SystemVerilog has been stealing features from VHDL
I went to a SystemVerilog tutorial a few days ago presented by Synopsys guys. It looks like the SystemVerilog developers have been stealing features from VHDL all over the place -- configuration, multi-dimensional array, pointer, record ... You name it. Almost every nice feature VHDL has that Verilog lacks, they copy it and put it in SystemVerilog. Their purpose is very clear -- one language for both design and verification (SystemVerilog also "borrowed" features from Vera). I'm wondering what these guys are trying to do. Instead of beefing up Verilog, why don't they make their synthesis tool understand VHDL better.
In US, there is this misconception that Verilog is a better choice for ASIC design. What people don't realize is, Verilog is fairly loose while VHDL is strongly typed. Using Verilog, you gotta have a good lint tool to do the design diagnosis upfront. This is almost an extra step in the design flow. With VHDL, most errors can be found during compling. There is little effort needed to do linting. Also, Verilog is a very poor language in terms of verification.

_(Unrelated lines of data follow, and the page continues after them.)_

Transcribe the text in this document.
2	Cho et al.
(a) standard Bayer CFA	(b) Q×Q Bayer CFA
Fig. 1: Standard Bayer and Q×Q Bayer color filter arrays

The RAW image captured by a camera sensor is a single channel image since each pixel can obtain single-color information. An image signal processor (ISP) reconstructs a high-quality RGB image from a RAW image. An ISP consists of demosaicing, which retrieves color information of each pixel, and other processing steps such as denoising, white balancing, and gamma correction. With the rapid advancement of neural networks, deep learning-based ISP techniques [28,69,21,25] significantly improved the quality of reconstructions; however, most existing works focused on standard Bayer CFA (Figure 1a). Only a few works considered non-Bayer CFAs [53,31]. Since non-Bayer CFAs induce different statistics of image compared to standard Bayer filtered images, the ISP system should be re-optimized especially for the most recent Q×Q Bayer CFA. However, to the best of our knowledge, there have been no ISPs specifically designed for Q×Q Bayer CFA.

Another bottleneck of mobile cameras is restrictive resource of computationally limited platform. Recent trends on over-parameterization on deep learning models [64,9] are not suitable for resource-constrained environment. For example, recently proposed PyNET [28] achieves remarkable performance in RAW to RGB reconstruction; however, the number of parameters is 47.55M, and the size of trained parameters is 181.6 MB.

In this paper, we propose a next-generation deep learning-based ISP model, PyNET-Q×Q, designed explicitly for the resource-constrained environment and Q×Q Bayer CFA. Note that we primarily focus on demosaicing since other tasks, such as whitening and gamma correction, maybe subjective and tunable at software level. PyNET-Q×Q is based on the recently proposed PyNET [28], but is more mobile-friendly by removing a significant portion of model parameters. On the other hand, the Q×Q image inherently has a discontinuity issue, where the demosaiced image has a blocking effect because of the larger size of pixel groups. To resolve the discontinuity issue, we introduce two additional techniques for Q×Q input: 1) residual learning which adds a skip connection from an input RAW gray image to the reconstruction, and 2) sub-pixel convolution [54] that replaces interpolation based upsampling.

You can't even use it for verification. Then you end up buying fancy tools to do the verification -- Specman, Vera etc.. Wouldn't that complicate the whole design flow? Now a designer has to deal with several languages and several tools to just get a piece of code done.
I guess the industry always goes in a direction that maximizes the pockets of the CEOs at the EDA companies. Considering the depressed job market in US, maybe we should all start promoting Verilog -- you gotta hire more people, hire more verification consultant to get the same job done. That may be a good thing for all of us in this industry.